Parece o mundo ao contrário: agora pretendem-se avançados, pontas de lança mesmo, que sejam fortes a… defender. No mínimo que se desgastem tanto a correr atrás dos adversários como a fazê-los correr atrás de si, algo que facilmente arruinaria as carreiras de Romário ou de Ronaldo Fenómeno, para citar alguns dos melhores que vi habitar as áreas de golo. E o mesmo podia dizer de Van Basten, que até o Milan de Sacchi dependia menos do cisne neerlandês que de qualquer outro dos seus futebolistas para se ter tornado historicamente “pressionante”.

Tem sido tema recorrente a pretexto da saída de Gonçalo Ramos do Benfica e da exageradamente criticada aposta em Arthur Cabral, mas não só dificilmente se explica a menor eficácia de uma ação que tem de ser coletiva – a tal “pressão”, que as mais das vezes não passa de um simples condicionamento (do espaço por onde a bola poderá circular)  na construção contrária – com a troca de uma só peça, como soa estranho discutir um jogador que deve ser decisivo com bola pelas suas competências sem ela. É contratar um artista pelo seu valor como operário, um pintor de quadros pela capacidade retocar uma parede, por útil que seja.  Não foi decerto o que levou o Manchester City a acreditar em Haaland e faz dele, a par de Mbappé, de quem poderia escrever exatamente o mesmo, o mais arrebatador atacante do momento. Por regra, os melhores atacantes não são grandes defensores, como até o léxico ajuda a perceber.

Não se leia nestas frases que defendo um avançado que não se movimente, que não se envolva nas ações defensivas, mas será particularmente importante que demonstre essa dinâmica nos momentos de desmarcação, quando ataca.
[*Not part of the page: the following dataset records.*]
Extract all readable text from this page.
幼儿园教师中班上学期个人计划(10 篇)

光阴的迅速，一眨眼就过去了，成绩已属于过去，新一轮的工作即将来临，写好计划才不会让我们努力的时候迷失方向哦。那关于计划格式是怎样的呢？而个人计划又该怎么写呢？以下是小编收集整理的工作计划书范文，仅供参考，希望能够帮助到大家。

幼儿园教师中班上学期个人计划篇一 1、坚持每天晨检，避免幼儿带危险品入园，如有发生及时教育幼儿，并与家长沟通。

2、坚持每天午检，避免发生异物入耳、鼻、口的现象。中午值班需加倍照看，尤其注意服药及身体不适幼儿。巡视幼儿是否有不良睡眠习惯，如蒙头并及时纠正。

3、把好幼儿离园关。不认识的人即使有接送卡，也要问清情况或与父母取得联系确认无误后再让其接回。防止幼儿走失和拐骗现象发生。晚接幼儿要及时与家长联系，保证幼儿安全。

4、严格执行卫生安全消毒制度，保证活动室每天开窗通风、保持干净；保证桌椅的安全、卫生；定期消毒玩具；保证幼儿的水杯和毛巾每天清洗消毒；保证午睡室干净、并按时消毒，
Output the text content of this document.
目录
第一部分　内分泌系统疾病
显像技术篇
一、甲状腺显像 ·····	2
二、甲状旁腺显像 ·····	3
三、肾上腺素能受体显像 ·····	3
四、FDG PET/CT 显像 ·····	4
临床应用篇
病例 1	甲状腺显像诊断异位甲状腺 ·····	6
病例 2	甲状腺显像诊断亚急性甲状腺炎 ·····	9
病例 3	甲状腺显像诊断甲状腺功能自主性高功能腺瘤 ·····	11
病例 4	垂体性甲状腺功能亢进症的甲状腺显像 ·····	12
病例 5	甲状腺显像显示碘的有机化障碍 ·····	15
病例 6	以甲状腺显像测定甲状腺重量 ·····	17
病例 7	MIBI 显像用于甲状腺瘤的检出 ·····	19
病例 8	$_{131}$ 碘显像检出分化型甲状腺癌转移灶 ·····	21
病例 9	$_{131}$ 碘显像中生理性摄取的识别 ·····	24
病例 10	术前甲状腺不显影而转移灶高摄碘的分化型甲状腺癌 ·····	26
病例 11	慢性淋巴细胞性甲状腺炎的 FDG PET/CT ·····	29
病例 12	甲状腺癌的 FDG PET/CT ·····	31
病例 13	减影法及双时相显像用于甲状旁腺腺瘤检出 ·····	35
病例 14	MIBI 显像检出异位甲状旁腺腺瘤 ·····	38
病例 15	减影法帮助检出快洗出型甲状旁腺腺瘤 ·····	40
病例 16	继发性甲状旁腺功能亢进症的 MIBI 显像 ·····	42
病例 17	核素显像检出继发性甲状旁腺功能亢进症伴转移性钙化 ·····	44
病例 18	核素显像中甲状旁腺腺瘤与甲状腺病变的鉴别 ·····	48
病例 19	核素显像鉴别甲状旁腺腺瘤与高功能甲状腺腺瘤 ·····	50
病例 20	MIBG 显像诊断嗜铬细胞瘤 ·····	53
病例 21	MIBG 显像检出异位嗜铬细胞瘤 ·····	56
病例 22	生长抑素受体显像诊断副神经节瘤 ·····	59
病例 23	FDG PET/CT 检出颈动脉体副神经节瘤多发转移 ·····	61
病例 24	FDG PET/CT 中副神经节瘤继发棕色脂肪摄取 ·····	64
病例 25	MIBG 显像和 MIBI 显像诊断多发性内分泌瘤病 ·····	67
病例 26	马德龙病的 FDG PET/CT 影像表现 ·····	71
Mesmo de Benzema e Suarez, expoentes do craque que trabalha, havemos de lembrar-nos pelo que nos mostraram ao enquadrar uma baliza, indicando o caminho à bola. E há outros exemplos, mais atuais e próximos: Gyokeres também defende, é certo, mas faz mesmo a diferença é nas movimentações ofensivas do Sporting; Taremi trabalha, claro que sim, mas o essencial que dá é a mobilidade que autoriza à equipa diversas soluções em posse; Gonçalo Ramos, não haja dúvidas, é um avançado com invulgar capacidade de trabalho, mas o que o fez valer uma fortuna não foram as correrias atrás dos defesas mas os movimentos que o colocavam adiante deles, para marcar. E é aos golos em série que tem de voltar para triunfar em Paris, que ninguém paga mais de 60 milhões por um avançado que só impressione nos mapas de calor.

E depois há o contexto. Claro que numa equipa em que as unidades em redor são menos competentes nas ações defensivas, a capacidade de trabalho do principal atacante pode ser um fator crítico. Mas não faz mais sentido garantir, nesses momentos sem bola, um suporte mais agressivo – individual e sobretudo coletivo - ao jogador decisivo do que avaliá-lo – penso em Lukaku ou em Mitrovic - em função do que nunca poderá garantir? Do mesmo modo, a história prova que é um logro sujeitar a funções de desgaste os jogadores decisivos, não só porque é errado retirar-lhes a frescura de que vão necessitar no momento de fechar as jogadas, mas também, e simplesmente, porque eles não aceitam, sobretudo quando adquirem algum estatuto. Perguntem a Ronaldo ou Messi. Ou lembremo-nos deles, apenas.